With that being said, one of the most impactful things I learned at the Lilly Family School of Philanthropy is that for nonprofit organizations our greatest focus needs to be on impact. Right now, it’s important to be nimble and ask ourselves how the constituents that our organization serves are impacted by this health crisis and what type of impact our organization can have on their circumstances to serve them in a positive way. And not only how our constituents are impacted, but also how our volunteers and donors are impacted and be mindful of that as well.
In the healthcare sector, we know that many of the constituents of our organization are in a particularly heightened state of stress right now. Our organization has developed a relief fund that allows the hospital to serve the specific needs of families impacted by this health crisis.
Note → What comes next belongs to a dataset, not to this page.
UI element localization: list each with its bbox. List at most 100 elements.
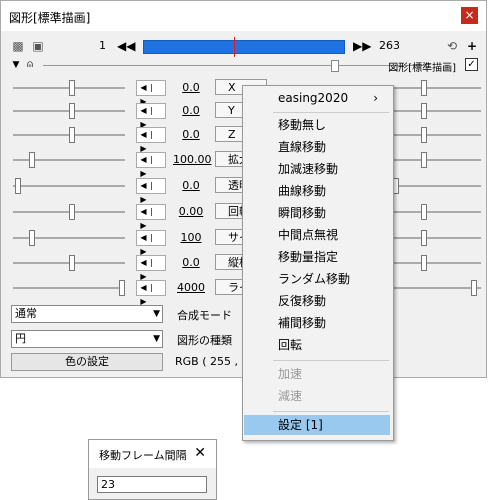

Although sometimes it is tempting for us to revert back to thinking about what we thought we’d be working on right now when we developed our strategic plan, it’s important that we remain nimble and available so that we can best serve our constituents.
Arts and Culture
Tania Castroverde Moskalenko, M.A.’20, executive director, Miami City Ballet
Every field has been deeply affected by the coronavirus pandemic. The arts and cultural sector has been devastated by both the financial losses and the implications of social distancing. During times of national or global crisis, such as 9/11 or the 2008 economic crisis, we have taken solace in the healing power of the arts. Sharing space allows us to grieve together and heal together. But, the nature of this pandemic doesn’t allow us to do that, which is what makes it so utterly devastating.
At first, we thought the closings were only temporary, with a return to normal just in time for the summer festival season. But then, summer turned into fall. And now, fall is turning into winter. According to a paper just published by SMU DataArts and TRG Arts, 35,000 of nonprofit US arts groups with annual budgets of $50,000 or more will experience a $12.4 billion loss through February 2021. Additionally, American for the Arts surveys reflect that 62 percent of artists and creative workers have become fully unemployed because of COVID-19 and 95 percent have experienced income loss. As a colleague of mine put it, “it’s death by a thousand cuts.”
Those of us who work in the field believe deeply in the transformative power of our work, and we are committed to our communities to provide joy, beauty, and inspiration – especially now when it’s needed more than ever. The current situation has forced many of us to pivot to virtual presentations via digital platforms and social media channels. Most of us are planning, creating, and producing content in order to stay connected to our audiences. But, we yearn for the time when we can welcome them back to our performances.
As we move forward with the new challenges brought about by COVID-19, arts and cultural institutions are determined to continue impacting lives through our work. Together, we’ll get through this period of unprecedented uncertainty. We remain hopeful and optimistic. We are a resilient bunch.
Gene Tempel
This is a powerful statement about how the Lilly Family School of Philanthropy impacts the world through these young leaders, not only in good times, but in times of crisis. Well done!